Now, it’s clear that while limited, the primary audience for sustainability reporting can also be an influential one that includes ratings and rankings organizations, aggregators of data for investors, and NGOs deciding what stance to take on companies and industries. However, there’s no question that we can do better in extending the reach of sustainability communications and capitalizing on the investment they represent.
Fortunately, the latest evolution of standards in the reporting field can be leveraged on both of these fronts.
With the advent of the GRI G4 guidelines and their emphasis on developing reports that contain only information that truly matters to a company and its stakeholders, a new opportunity is emerging to experiment with concise, targeted, and meaningful disclosure: in a word, smart reporting.

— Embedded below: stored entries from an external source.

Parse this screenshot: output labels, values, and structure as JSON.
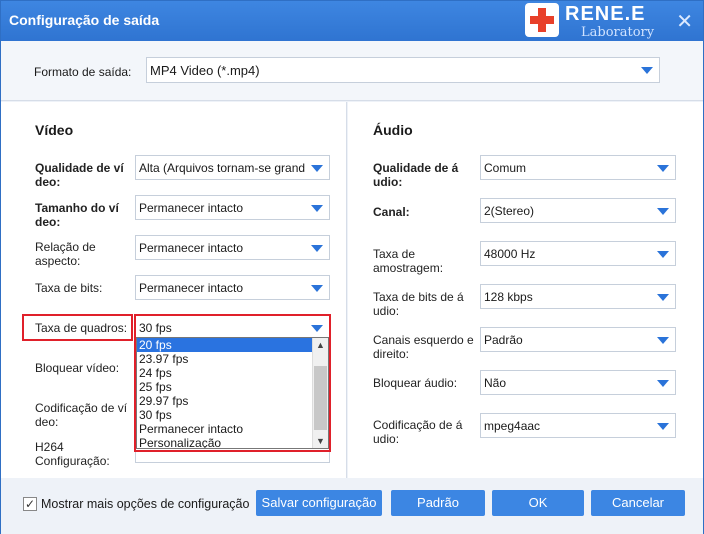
{
  "window": {
    "title": "Configuração de saída",
    "close_glyph": "✕",
    "logo_title": "RENE.E",
    "logo_subtitle": "Laboratory"
  },
  "format": {
    "label": "Formato de saída:",
    "value": "MP4 Video (*.mp4)"
  },
  "video": {
    "title": "Vídeo",
    "quality": {
      "label_1": "Qualidade de ví",
      "label_2": "deo:",
      "value": "Alta (Arquivos tornam-se grand"
    },
    "size": {
      "label_1": "Tamanho do ví",
      "label_2": "deo:",
      "value": "Permanecer intacto"
    },
    "aspect": {
      "label_1": "Relação de",
      "label_2": "aspecto:",
      "value": "Permanecer intacto"
    },
    "bitrate": {
      "label": "Taxa de bits:",
      "value": "Permanecer intacto"
    },
    "framerate": {
      "label": "Taxa de quadros:",
      "value": "30 fps",
      "options": [
        "20 fps",
        "23.97 fps",
        "24 fps",
        "25 fps",
        "29.97 fps",
        "30 fps",
        "Permanecer intacto",
        "Personalização"
      ]
    },
    "lock": {
      "label": "Bloquear vídeo:"
    },
    "codec": {
      "label_1": "Codificação de ví",
      "label_2": "deo:"
    },
    "h264": {
      "label_1": "H264",
      "label_2": "Configuração:"
    }
  },
  "audio": {
    "title": "Áudio",
    "quality": {
      "label_1": "Qualidade de á",
      "label_2": "udio:",
      "value": "Comum"
    },
    "channel": {
      "label": "Canal:",
      "value": "2(Stereo)"
    },
    "samplerate": {
      "label_1": "Taxa de",
      "label_2": "amostragem:",
      "value": "48000 Hz"
    },
    "bitrate": {
      "label_1": "Taxa de bits de á",
      "label_2": "udio:",
      "value": "128 kbps"
    },
    "lr": {
      "label_1": "Canais esquerdo e",
      "label_2": "direito:",
      "value": "Padrão"
    },
    "lock": {
      "label": "Bloquear áudio:",
      "value": "Não"
    },
    "codec": {
      "label_1": "Codificação de á",
      "label_2": "udio:",
      "value": "mpeg4aac"
    }
  },
  "footer": {
    "more_options_label": "Mostrar mais opções de configuração",
    "more_options_checked": true,
    "save_label": "Salvar configuração",
    "default_label": "Padrão",
    "ok_label": "OK",
    "cancel_label": "Cancelar"
  },
  "colors": {
    "accent": "#3c86e3",
    "highlight": "#e0202a",
    "selection": "#2a73e0"
  }
}
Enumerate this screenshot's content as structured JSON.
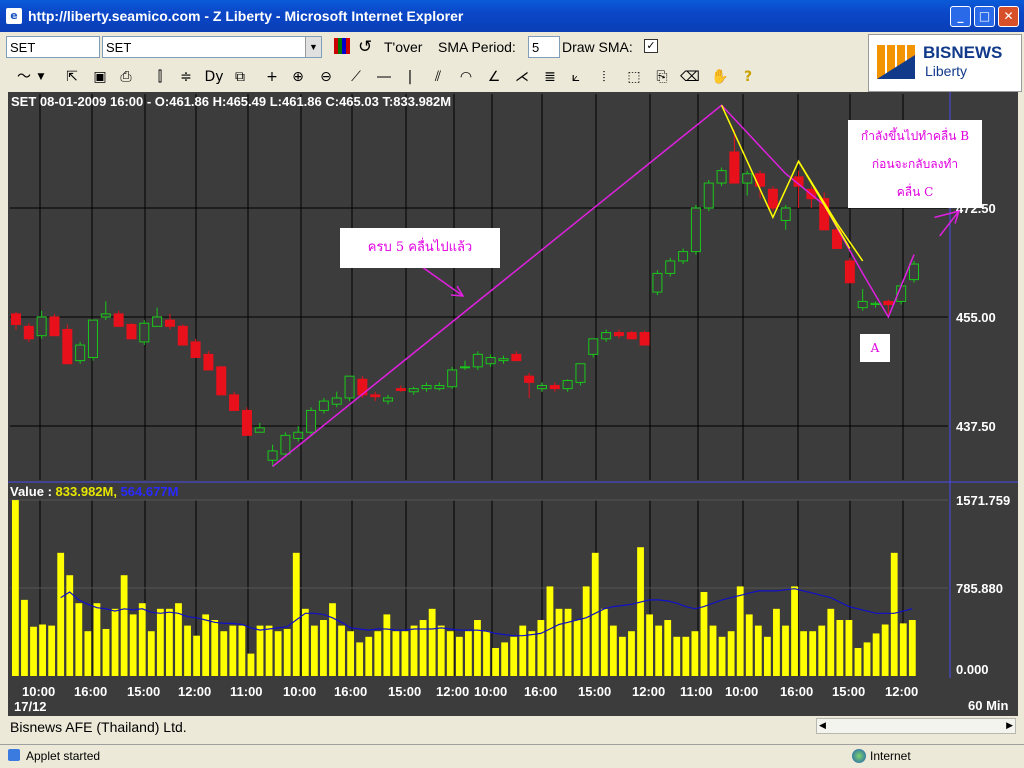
{
  "window": {
    "title": "http://liberty.seamico.com - Z Liberty - Microsoft Internet Explorer",
    "minimize_glyph": "_",
    "maximize_glyph": "□",
    "close_glyph": "✕"
  },
  "toolbar": {
    "symbol_value": "SET",
    "symbol_select_value": "SET",
    "tover_label": "T'over",
    "sma_period_label": "SMA Period:",
    "sma_period_value": "5",
    "draw_sma_label": "Draw SMA:",
    "draw_sma_checked": "✓"
  },
  "logo": {
    "brand": "BISNEWS",
    "product": "Liberty"
  },
  "chart_header": "SET 08-01-2009 16:00 - O:461.86 H:465.49 L:461.86 C:465.03 T:833.982M",
  "volume_header": {
    "prefix": "Value : ",
    "v1": "833.982M,",
    "v2": " 564.677M"
  },
  "annotations": {
    "wave5": "ครบ 5 คลื่นไปแล้ว",
    "waveB_line1": "กำลังขึ้นไปทำคลื่น B",
    "waveB_line2": "ก่อนจะกลับลงทำ",
    "waveB_line3": "คลื่น C",
    "waveA": "A"
  },
  "colors": {
    "background": "#3c3c3c",
    "grid": "#000000",
    "up": "#19c819",
    "down": "#e8101a",
    "volume": "#ffff00",
    "sma": "#1010c8",
    "annotation": "#e020e0",
    "wave_line": "#ffff00"
  },
  "chart_data": [
    {
      "type": "candlestick",
      "y_ticks": [
        "472.50",
        "455.00",
        "437.50"
      ],
      "ylim": [
        425.0,
        490.0
      ],
      "x_tick_labels": [
        "10:00",
        "16:00",
        "15:00",
        "12:00",
        "11:00",
        "10:00",
        "16:00",
        "15:00",
        "12:00",
        "10:00",
        "16:00",
        "15:00",
        "12:00",
        "11:00",
        "10:00",
        "16:00",
        "15:00",
        "12:00"
      ],
      "x_sub_label": "17/12",
      "interval_label": "60 Min",
      "candles": [
        [
          455.5,
          455.8,
          453.0,
          453.8
        ],
        [
          453.5,
          454.0,
          451.0,
          451.5
        ],
        [
          452.0,
          456.0,
          451.5,
          455.0
        ],
        [
          455.0,
          455.5,
          452.0,
          452.0
        ],
        [
          453.0,
          453.8,
          447.5,
          447.5
        ],
        [
          448.0,
          451.0,
          447.5,
          450.5
        ],
        [
          448.5,
          454.5,
          448.0,
          454.5
        ],
        [
          455.0,
          457.5,
          454.5,
          455.5
        ],
        [
          455.5,
          456.0,
          453.5,
          453.5
        ],
        [
          453.8,
          454.0,
          451.5,
          451.5
        ],
        [
          451.0,
          454.5,
          450.5,
          454.0
        ],
        [
          453.5,
          456.5,
          453.5,
          455.0
        ],
        [
          454.5,
          455.5,
          453.0,
          453.5
        ],
        [
          453.5,
          453.8,
          450.5,
          450.5
        ],
        [
          451.0,
          451.5,
          448.5,
          448.5
        ],
        [
          449.0,
          449.5,
          446.5,
          446.5
        ],
        [
          447.0,
          447.0,
          442.5,
          442.5
        ],
        [
          442.5,
          443.0,
          440.0,
          440.0
        ],
        [
          440.0,
          440.5,
          436.0,
          436.0
        ],
        [
          436.5,
          438.0,
          436.5,
          437.2
        ],
        [
          432.0,
          434.5,
          431.0,
          433.5
        ],
        [
          433.0,
          436.5,
          432.5,
          436.0
        ],
        [
          435.5,
          437.5,
          435.0,
          436.5
        ],
        [
          436.5,
          440.5,
          436.0,
          440.0
        ],
        [
          440.0,
          442.0,
          439.5,
          441.5
        ],
        [
          441.0,
          443.0,
          440.5,
          442.0
        ],
        [
          442.0,
          445.5,
          441.5,
          445.5
        ],
        [
          445.0,
          445.5,
          442.0,
          442.5
        ],
        [
          442.5,
          443.0,
          441.5,
          442.2
        ],
        [
          441.5,
          442.5,
          441.0,
          442.0
        ],
        [
          443.5,
          444.0,
          443.0,
          443.2
        ],
        [
          443.0,
          443.8,
          442.5,
          443.5
        ],
        [
          443.5,
          444.5,
          443.0,
          444.0
        ],
        [
          443.5,
          444.5,
          443.2,
          444.0
        ],
        [
          443.8,
          447.0,
          443.5,
          446.5
        ],
        [
          447.0,
          448.0,
          446.5,
          447.0
        ],
        [
          447.0,
          449.5,
          446.5,
          449.0
        ],
        [
          447.5,
          449.0,
          447.0,
          448.5
        ],
        [
          448.0,
          448.8,
          447.5,
          448.3
        ],
        [
          449.0,
          449.5,
          448.0,
          448.0
        ],
        [
          445.5,
          446.0,
          442.0,
          444.5
        ],
        [
          443.5,
          444.5,
          443.0,
          444.0
        ],
        [
          444.0,
          444.5,
          443.0,
          443.5
        ],
        [
          443.5,
          445.0,
          443.0,
          444.8
        ],
        [
          444.5,
          447.5,
          444.0,
          447.5
        ],
        [
          449.0,
          451.5,
          448.5,
          451.5
        ],
        [
          451.5,
          453.0,
          451.0,
          452.5
        ],
        [
          452.5,
          453.0,
          451.5,
          452.0
        ],
        [
          452.5,
          452.8,
          451.5,
          451.5
        ],
        [
          452.5,
          452.8,
          450.5,
          450.5
        ],
        [
          459.0,
          462.5,
          458.5,
          462.0
        ],
        [
          462.0,
          464.5,
          461.5,
          464.0
        ],
        [
          464.0,
          466.0,
          463.5,
          465.5
        ],
        [
          465.5,
          473.0,
          465.0,
          472.5
        ],
        [
          472.5,
          477.0,
          472.0,
          476.5
        ],
        [
          476.5,
          479.0,
          476.0,
          478.5
        ],
        [
          481.5,
          485.0,
          476.5,
          476.5
        ],
        [
          476.5,
          478.5,
          474.5,
          478.0
        ],
        [
          478.0,
          478.5,
          474.0,
          476.0
        ],
        [
          475.5,
          476.0,
          472.0,
          472.5
        ],
        [
          470.5,
          473.0,
          469.0,
          472.5
        ],
        [
          477.5,
          478.5,
          472.5,
          476.0
        ],
        [
          475.5,
          476.0,
          472.5,
          474.0
        ],
        [
          474.0,
          475.0,
          469.0,
          469.0
        ],
        [
          469.0,
          469.5,
          466.0,
          466.0
        ],
        [
          464.0,
          464.5,
          460.5,
          460.5
        ],
        [
          456.5,
          459.5,
          456.0,
          457.5
        ],
        [
          457.0,
          457.5,
          456.5,
          457.2
        ],
        [
          457.5,
          457.8,
          455.5,
          457.0
        ],
        [
          457.5,
          460.5,
          457.0,
          460.0
        ],
        [
          461.0,
          464.0,
          460.5,
          463.5
        ]
      ]
    },
    {
      "type": "bar",
      "y_ticks": [
        "1571.759",
        "785.880",
        "0.000"
      ],
      "ylim": [
        0,
        1571.759
      ],
      "volume": [
        1571,
        680,
        440,
        460,
        450,
        1100,
        900,
        650,
        400,
        650,
        420,
        600,
        900,
        550,
        650,
        400,
        600,
        600,
        650,
        450,
        360,
        550,
        500,
        400,
        450,
        450,
        200,
        450,
        450,
        400,
        420,
        1100,
        600,
        450,
        500,
        650,
        450,
        400,
        300,
        350,
        400,
        550,
        400,
        400,
        450,
        500,
        600,
        450,
        400,
        350,
        400,
        500,
        400,
        250,
        300,
        350,
        450,
        400,
        500,
        800,
        600,
        600,
        500,
        800,
        1100,
        600,
        450,
        350,
        400,
        1150,
        550,
        450,
        500,
        350,
        350,
        400,
        750,
        450,
        350,
        400,
        800,
        550,
        450,
        350,
        600,
        450,
        800,
        400,
        400,
        450,
        600,
        500,
        500,
        250,
        300,
        380,
        460,
        1100,
        470,
        500
      ],
      "sma": [
        null,
        null,
        null,
        null,
        null,
        700,
        750,
        680,
        640,
        610,
        600,
        580,
        600,
        590,
        600,
        570,
        560,
        570,
        560,
        530,
        520,
        500,
        480,
        470,
        470,
        460,
        430,
        410,
        420,
        430,
        440,
        500,
        560,
        560,
        550,
        520,
        480,
        430,
        420,
        410,
        420,
        420,
        410,
        410,
        420,
        420,
        420,
        430,
        420,
        410,
        410,
        410,
        400,
        380,
        370,
        360,
        360,
        370,
        380,
        420,
        460,
        480,
        500,
        520,
        560,
        600,
        620,
        630,
        640,
        660,
        680,
        680,
        670,
        650,
        620,
        600,
        620,
        650,
        680,
        700,
        720,
        740,
        760,
        760,
        760,
        770,
        780,
        760,
        740,
        720,
        700,
        660,
        620,
        600,
        580,
        560,
        560,
        560,
        580,
        600
      ]
    }
  ]
}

Smart reporting zeroes in on those few issues that matter most. Rather than trudging through endless and rote narratives to fulfill the requirements of GRI G3 disclosures on management approach (DMAs) and dutifully checking off indicators from each GRI category (whether meaningful or not), G4 frees companies to envision a new approach to disclosure.
Central to smart reporting is the new ability to succinctly identify “material” issues and then limit disclosure to only those issues and related indicators while remaining in compliance with GRI guidelines. Rather than broad coverage of everything under the sun, companies can instead devote valuable page space to deeper, more thoughtful, and more relevant disclosure. More concise and targeted disclosure lends itself to expanding readership and garnering greater attention from key stakeholders.
Smart reporting may seem like a laudable and desirable goal in and of itself. But wait: smart reporting is not—repeat, not—the actual prize. What’s truly at stake with materiality-based disclosure is the opportunity to transition into a way of operating that fully embeds and integrates sustainability considerations into the business. Every day. Every decision.
We’ve seen it in action. With nearly a decade’s worth of research, development, and implementation under our belts, my colleagues at Framework LLC and I have witnessed firsthand how a focus on materiality can become the bridge connecting sustainability to strategic planning and risk management within the corporate structure.
In fact, the process of conducting a materiality analysis has consistently been one of the most successful ways we’ve helped shift attention to sustainability as a business imperative rather than a “nice to have.” A materiality matrix showing issues such as “competitiveness”, “business continuity”, and “talent management” quickly catches the eye of senior management as being critically relevant to core business operations and company-wide objectives and priorities.
And that’s the point.
Sustainability is not separate from business strategy. Business strategy inherently encompasses issues and topics that may come up as material, such as resource availability, employee skills development, governance and remuneration, and supply chain viability, to name a few. These issues not only have financial impacts, but also encompass environmental, social, and economic repercussions.
Making that connection—bridging that disconnect—may well be the most important outcome of adopting this new approach to reporting. Leveraging this moment of transition in GRI standards to reinvent your reporting, strengthen management consensus, and energize your team? Now, that’s smart.